Sunday, November 04, 2007

Bow before my prescience

HBO aired The Sopranos season finale again tonight. It was great revisiting the series's final scenes. The fights over the concluding restaurant sequence took too much oxygen out of the room. We were all so worked up about how the series would end that we forgot to pay attention to the fine points of what David Chase et al. gave us.

I've wanted to revisit the Tony Soprano death debate in light of some recent comments by David Chase. My post on the subject may be the most-read piece in this site's history. It still receives frequent Google hits and message-board links. My original observations included the following:
  • Literally all that happened was people going about their business in a diner. That was it. People in a diner, shot very artfully, very tensely, in utterly mundane activities. Obviously we're waiting for something bad to happen. ... We expected something sinister -- that's the way these stories are supposed to end. Instead, dinner happened.
  • This is, however, a microcosm for the problem with the Death Theory. It's based on pure guesswork (as well informed as it might be) rather than anything that actually occurred on screen. You buy into it, and you're required to take several leaps of faith unsupported by actual events. Leaps of faith, by nature, aren't rebuttable. If you believe that an entire subplot unfolded, wherein AJ was tailed off-screen by an assassin, it's hard to have a conversation grounded in what we know. Knock it down, and another speculative answer is always in the offing.
  • There seems to be a certain impulse to find support (any support, no matter how thin) for a preordained, desired conclusion. As a result, the death theories rely heavily on wild conjectures (see above) and iron faith in thoughtful but unproveable guesswork about what may or may not have happened off-screen (in a series that never relied on Macguffins or off-screen twists) regardless of observable evidence.
I'm not always right. I completely mis-read the Duke rape prosecution. I was somewhat vindicated in thinking that the 2006 Michigan team shouldn't have a title berth.

On The Sopranos finale, I give myself an A+. Per David Chase:
Breaking his silence months after the HBO mob drama ended its run, he is offering a belated explanation for that blackout at the restaurant. He strongly suggests that, no, Tony Soprano didn’t get whacked moments later as he munched onion rings with his family at Holsten’s. And mostly Chase wonders why so many viewers got so worked up over the series’ non-finish.

***

Chase says the New Jersey mob boss “had been people’s alter ego. They had gleefully watched him rob, kill, pillage, lie and cheat. They had cheered him on. And then, all of a sudden, they wanted to see him punished for all that. They wanted ’justice’...

“The pathetic thing — to me — was how much they wanted HIS blood, after cheering him on for eight years.”

In the days, and even weeks, after the finale aired June 10, “Sopranos” wonks combed that episode for buried clues, concocting wild theories. (Was this some sort of “Last Supper” reimagined with Tony, wife Carmela, son A.J. and daughter Meadow?)

Chase insists that what you saw (and didn’t see) is what you get.

“There are no esoteric clues in there. No ‘Da Vinci Code,”’ he declares.

He says it’s “just great” if fans tried to find a deeper meaning, but “most of them, most of us, should have done this kind of thing in high school English class and didn’t.”

He defends the bleak, seemingly inconclusive ending as appropriate — and even a little hopeful.

A.J. will “probably be a low-level movie producer.
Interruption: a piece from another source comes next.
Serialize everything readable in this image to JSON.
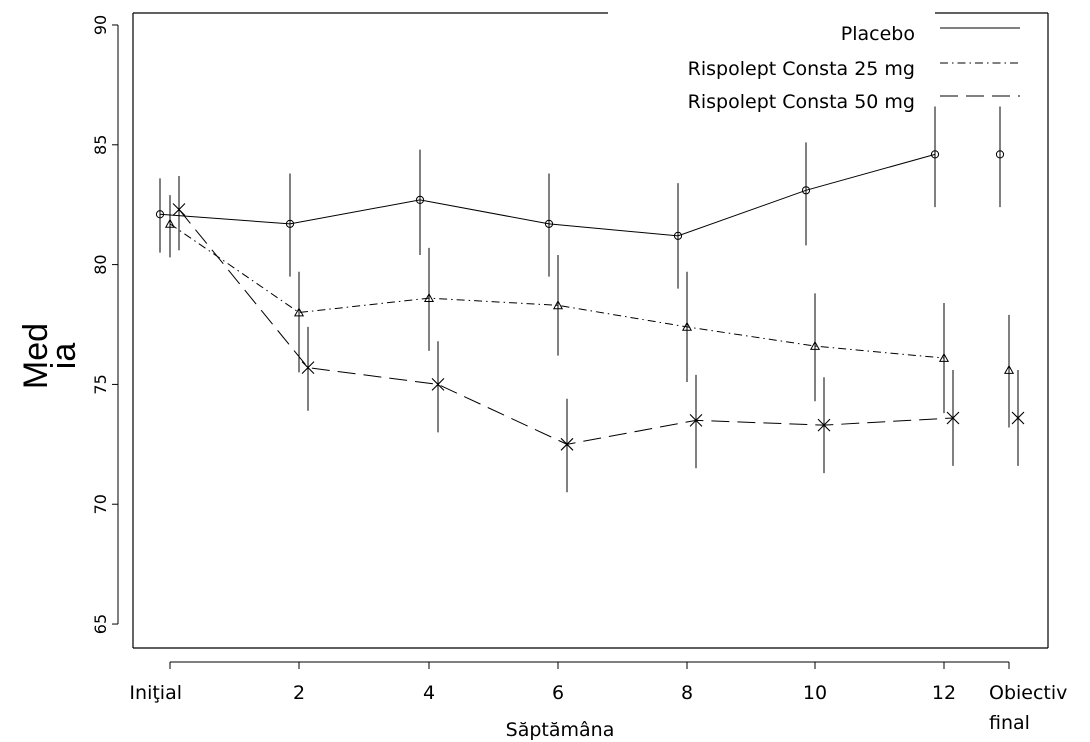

But he’s not going to be a killer like his father, is he? Meadow may not become a pediatrician or even a lawyer ... but she’ll learn to operate in the world in ways that Carmela never did.

“It’s not ideal. It’s not what the parents dreamed of. But it’s better than it was,” Chase says.

1 comment:

Irish and Jew said...

My feeling has always been... if I didn't see him die then it didn't happen!!!